Peeked around a hallway corner—nothing.

A voice said, “Up here, asshole.”

Yancy climbed the stairs and there the man sat on a slick burgundy Super Rollie scooter, Yancy’s 12-gauge Beretta angled across his lap. Hanging from a brass hat rack in a corner, next to a full-sized print of the famous Audubon spoonbill, was a dirty blaze-orange poncho and a couple of camo sun masks. Outside, a broken shutter banged and banged.

“Where’s Rosa?” Yancy said.

“Sit down.” He motioned toward a straight-backed chair.

“Where is she?”

“I’ve got a shotgun and you’ve got what—a piece of fuckin’ firewood?”

“Nick, I asked you a question.”

“Eve said you’d figure it out right away. I said you’re not that bright.”

“And I say you’re bright enough not to shoot a cop.” With his free hand Yancy took out the police badge on loan from Johnny Mendez. “See? I’m back on the force.”

“First place,” Nicholas Stripling said, “there’s no law says a man can’t cut off his own arm.”

“Maybe not.”

“I know for a goddamn fact.”

“There’s a law against murder,” Yancy said. “You killed Charlie Phinney and Dr. O’Peele, and you tried to kill me.”

“Ha, try to prove
any
of that shit.”

“I will. In the meantime let’s start with the Medicare rip-off,” Yancy said. “Hey, guess what happens when the feds find out you’re still alive.”

“Who’s gonna tell ’em? Not you, because you’ll be disappeared.”

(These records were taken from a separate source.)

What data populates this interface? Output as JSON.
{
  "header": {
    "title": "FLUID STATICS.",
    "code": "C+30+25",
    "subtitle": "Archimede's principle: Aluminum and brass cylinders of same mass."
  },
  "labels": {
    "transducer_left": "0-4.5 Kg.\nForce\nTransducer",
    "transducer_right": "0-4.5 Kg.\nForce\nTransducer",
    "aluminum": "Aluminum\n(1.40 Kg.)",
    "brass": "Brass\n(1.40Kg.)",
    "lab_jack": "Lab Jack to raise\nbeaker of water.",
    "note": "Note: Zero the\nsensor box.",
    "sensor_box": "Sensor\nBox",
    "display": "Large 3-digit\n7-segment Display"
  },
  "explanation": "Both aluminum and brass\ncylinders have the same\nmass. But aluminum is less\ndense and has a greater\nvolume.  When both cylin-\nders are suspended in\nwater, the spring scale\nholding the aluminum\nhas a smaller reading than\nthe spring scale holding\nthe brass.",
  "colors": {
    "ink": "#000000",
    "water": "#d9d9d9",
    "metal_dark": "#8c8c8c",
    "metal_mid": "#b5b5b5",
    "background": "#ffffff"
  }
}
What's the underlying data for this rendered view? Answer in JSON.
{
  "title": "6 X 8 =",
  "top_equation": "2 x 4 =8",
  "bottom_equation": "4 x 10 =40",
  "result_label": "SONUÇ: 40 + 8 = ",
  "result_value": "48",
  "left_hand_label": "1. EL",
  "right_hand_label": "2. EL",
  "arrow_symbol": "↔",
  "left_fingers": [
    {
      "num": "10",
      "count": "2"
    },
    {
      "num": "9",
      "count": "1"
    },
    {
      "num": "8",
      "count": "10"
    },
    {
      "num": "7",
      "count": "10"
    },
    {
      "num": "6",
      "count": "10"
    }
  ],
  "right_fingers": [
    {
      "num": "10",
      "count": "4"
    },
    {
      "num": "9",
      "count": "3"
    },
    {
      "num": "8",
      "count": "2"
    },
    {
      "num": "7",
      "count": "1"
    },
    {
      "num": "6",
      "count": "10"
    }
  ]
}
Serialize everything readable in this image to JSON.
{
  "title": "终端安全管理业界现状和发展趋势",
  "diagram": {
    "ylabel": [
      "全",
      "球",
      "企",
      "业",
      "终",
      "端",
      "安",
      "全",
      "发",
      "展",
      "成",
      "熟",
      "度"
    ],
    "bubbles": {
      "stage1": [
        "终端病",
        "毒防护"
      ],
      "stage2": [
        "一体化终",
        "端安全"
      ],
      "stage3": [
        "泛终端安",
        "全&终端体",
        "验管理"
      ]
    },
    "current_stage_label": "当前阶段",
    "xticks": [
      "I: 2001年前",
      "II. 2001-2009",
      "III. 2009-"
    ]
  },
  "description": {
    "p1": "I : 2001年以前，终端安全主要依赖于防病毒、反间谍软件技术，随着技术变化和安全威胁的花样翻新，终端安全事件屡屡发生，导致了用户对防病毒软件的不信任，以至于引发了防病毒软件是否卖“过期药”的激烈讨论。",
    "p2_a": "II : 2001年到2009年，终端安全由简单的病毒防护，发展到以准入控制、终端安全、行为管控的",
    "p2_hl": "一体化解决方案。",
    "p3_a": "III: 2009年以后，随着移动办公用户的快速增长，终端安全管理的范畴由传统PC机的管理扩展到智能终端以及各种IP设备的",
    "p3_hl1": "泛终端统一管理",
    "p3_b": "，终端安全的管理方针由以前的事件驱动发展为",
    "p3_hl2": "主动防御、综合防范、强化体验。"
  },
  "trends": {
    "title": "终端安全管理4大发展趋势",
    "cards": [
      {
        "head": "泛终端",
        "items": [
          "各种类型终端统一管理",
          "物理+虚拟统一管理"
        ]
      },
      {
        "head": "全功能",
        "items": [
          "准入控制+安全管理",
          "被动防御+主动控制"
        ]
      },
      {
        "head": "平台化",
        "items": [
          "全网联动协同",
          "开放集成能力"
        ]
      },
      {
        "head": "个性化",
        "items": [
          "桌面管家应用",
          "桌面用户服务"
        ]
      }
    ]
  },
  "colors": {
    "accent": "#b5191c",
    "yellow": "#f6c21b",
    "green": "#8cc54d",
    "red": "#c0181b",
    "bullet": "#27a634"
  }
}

Stripling wore a vented tan fishing shirt that was missing the left sleeve. The opening had been sewn shut to cover his empty shoulder socket. One of his ears was bandaged where it had been snagged by a bonefish fly, although Stripling obviously didn’t know that the angler who’d wounded him was Yancy.

The air in the den was rank with cologne that smelled like apricots and linoleum wax.

“I remember the
Herald
didn’t run a photo with your obituary,” Yancy said.

“That’s because we didn’t give ’em one.”

“Good call. They see the paper in Nassau, you’re toast.”